当我们寻求具有人类最易理解的语言的报告功能的工具时,需要考虑使用与单元测试框架兼容的商业工具,例如用于 Junit 的 UFT Pro、NUnit 和 TestNG。
另一种选择是利用第三方库,该库以人类易于理解的格式创建测试结果报告,包括通过饼图,图形或图像进行的视觉解释。
源代码管理
与手动测试一样,自动化测试也涉及编写和存储源代码和测试用例版本。每个开发公司都有一个源代码和版本控制系统来保存和保护源代码。自动化测试需要完善的源代码管理系统,该系统在处理生产代码时会派上用场。
创建依赖关系管理器
依赖关系管理器的主要目的是协助收集和管理在自动化软件解决方案的功能中使用的现有依赖关系和库的过程。某些工具(例如 Maven 和 Gradle)同时充当依赖项管理器并帮助构建工具。构建工具旨在帮助您从源代码和支持库开发自动化软件,并运行测试。
建立和实施框架的过程
有几种方法可以计划实现自动化测试解决方案的方法。
从用户的角度探讨自动化的实际适用性。从各个角度检查它是否如 PPT 中所讲(避免 PPT 自动化的最佳实践),在使用中的技术上对其进行测试。
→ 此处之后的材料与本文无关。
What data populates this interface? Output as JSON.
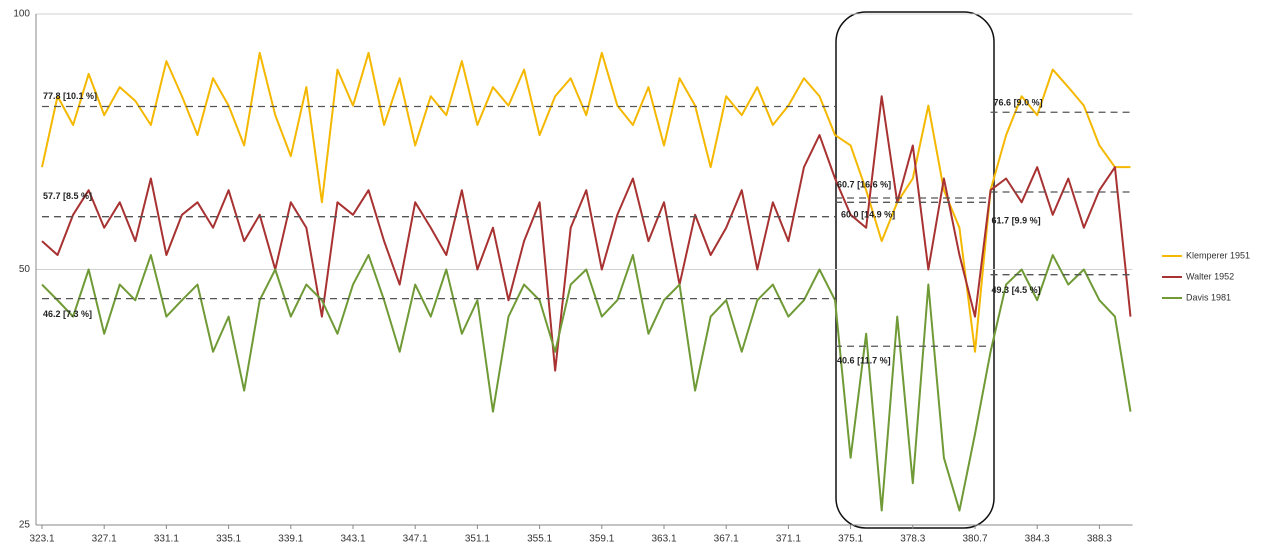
{
  "chart_data": {
    "type": "line",
    "categories": [
      "323.1",
      null,
      null,
      null,
      "327.1",
      null,
      null,
      null,
      "331.1",
      null,
      null,
      null,
      "335.1",
      null,
      null,
      null,
      "339.1",
      null,
      null,
      null,
      "343.1",
      null,
      null,
      null,
      "347.1",
      null,
      null,
      null,
      "351.1",
      null,
      null,
      null,
      "355.1",
      null,
      null,
      null,
      "359.1",
      null,
      null,
      null,
      "363.1",
      null,
      null,
      null,
      "367.1",
      null,
      null,
      null,
      "371.1",
      null,
      null,
      null,
      "375.1",
      null,
      null,
      null,
      "378.3",
      null,
      null,
      null,
      "380.7",
      null,
      null,
      null,
      "384.3",
      null,
      null,
      null,
      "388.3",
      null,
      null
    ],
    "series": [
      {
        "name": "Klemperer 1951",
        "color": "#f5b800",
        "values": [
          66,
          80,
          74,
          85,
          76,
          82,
          79,
          74,
          88,
          80,
          72,
          84,
          78,
          70,
          90,
          76,
          68,
          82,
          60,
          86,
          78,
          90,
          74,
          84,
          70,
          80,
          76,
          88,
          74,
          82,
          78,
          86,
          72,
          80,
          84,
          76,
          90,
          78,
          74,
          82,
          70,
          84,
          78,
          66,
          80,
          76,
          82,
          74,
          78,
          84,
          80,
          72,
          70,
          62,
          54,
          60,
          64,
          78,
          62,
          56,
          40,
          62,
          72,
          80,
          76,
          86,
          82,
          78,
          70,
          66,
          66
        ]
      },
      {
        "name": "Walter 1952",
        "color": "#a83232",
        "values": [
          54,
          52,
          58,
          62,
          56,
          60,
          54,
          64,
          52,
          58,
          60,
          56,
          62,
          54,
          58,
          50,
          60,
          56,
          44,
          60,
          58,
          62,
          54,
          48,
          60,
          56,
          52,
          62,
          50,
          56,
          46,
          54,
          60,
          38,
          56,
          62,
          50,
          58,
          64,
          54,
          60,
          48,
          58,
          52,
          56,
          62,
          50,
          60,
          54,
          66,
          72,
          64,
          58,
          56,
          80,
          60,
          70,
          50,
          64,
          52,
          44,
          62,
          64,
          60,
          66,
          58,
          64,
          56,
          62,
          66,
          44
        ]
      },
      {
        "name": "Davis 1981",
        "color": "#6f9a36",
        "values": [
          48,
          46,
          44,
          50,
          42,
          48,
          46,
          52,
          44,
          46,
          48,
          40,
          44,
          36,
          46,
          50,
          44,
          48,
          46,
          42,
          48,
          52,
          46,
          40,
          48,
          44,
          50,
          42,
          46,
          34,
          44,
          48,
          46,
          40,
          48,
          50,
          44,
          46,
          52,
          42,
          46,
          48,
          36,
          44,
          46,
          40,
          46,
          48,
          44,
          46,
          50,
          46,
          30,
          42,
          26,
          44,
          28,
          48,
          30,
          26,
          32,
          40,
          48,
          50,
          46,
          52,
          48,
          50,
          46,
          44,
          34
        ]
      }
    ],
    "annotations": [
      {
        "label": "77.8 [10.1 %]",
        "value": 77.8
      },
      {
        "label": "57.7 [8.5 %]",
        "value": 57.7
      },
      {
        "label": "46.2 [7.3 %]",
        "value": 46.2
      },
      {
        "label": "60.7 [16.6 %]",
        "value": 60.7
      },
      {
        "label": "60.0 [14.9 %]",
        "value": 60.0
      },
      {
        "label": "40.6 [11.7 %]",
        "value": 40.6
      },
      {
        "label": "76.6 [9.0 %]",
        "value": 76.6
      },
      {
        "label": "61.7 [9.9 %]",
        "value": 61.7
      },
      {
        "label": "49.3 [4.5 %]",
        "value": 49.3
      }
    ],
    "ylim": [
      25,
      100
    ],
    "yticks": [
      25,
      50,
      100
    ],
    "log_y": true,
    "grid": true,
    "legend": "right"
  }
}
密切关注被测系统的技术,以找到能够完美模拟用户行为的最合适的测试自动化工具,这一点至关重要。
建议采用基于阶段的实现方法,其中每个阶段都具有交付自动化测试脚本的优先级,同时添加框架功能以实现预期的脚本执行。
在启动软件测试自动化之前,为确保正确执行自动化决策,必须首先计算和估算实施后的投资回报率,运行手动回归或冒烟测试的时间以及每个版本的运行周期。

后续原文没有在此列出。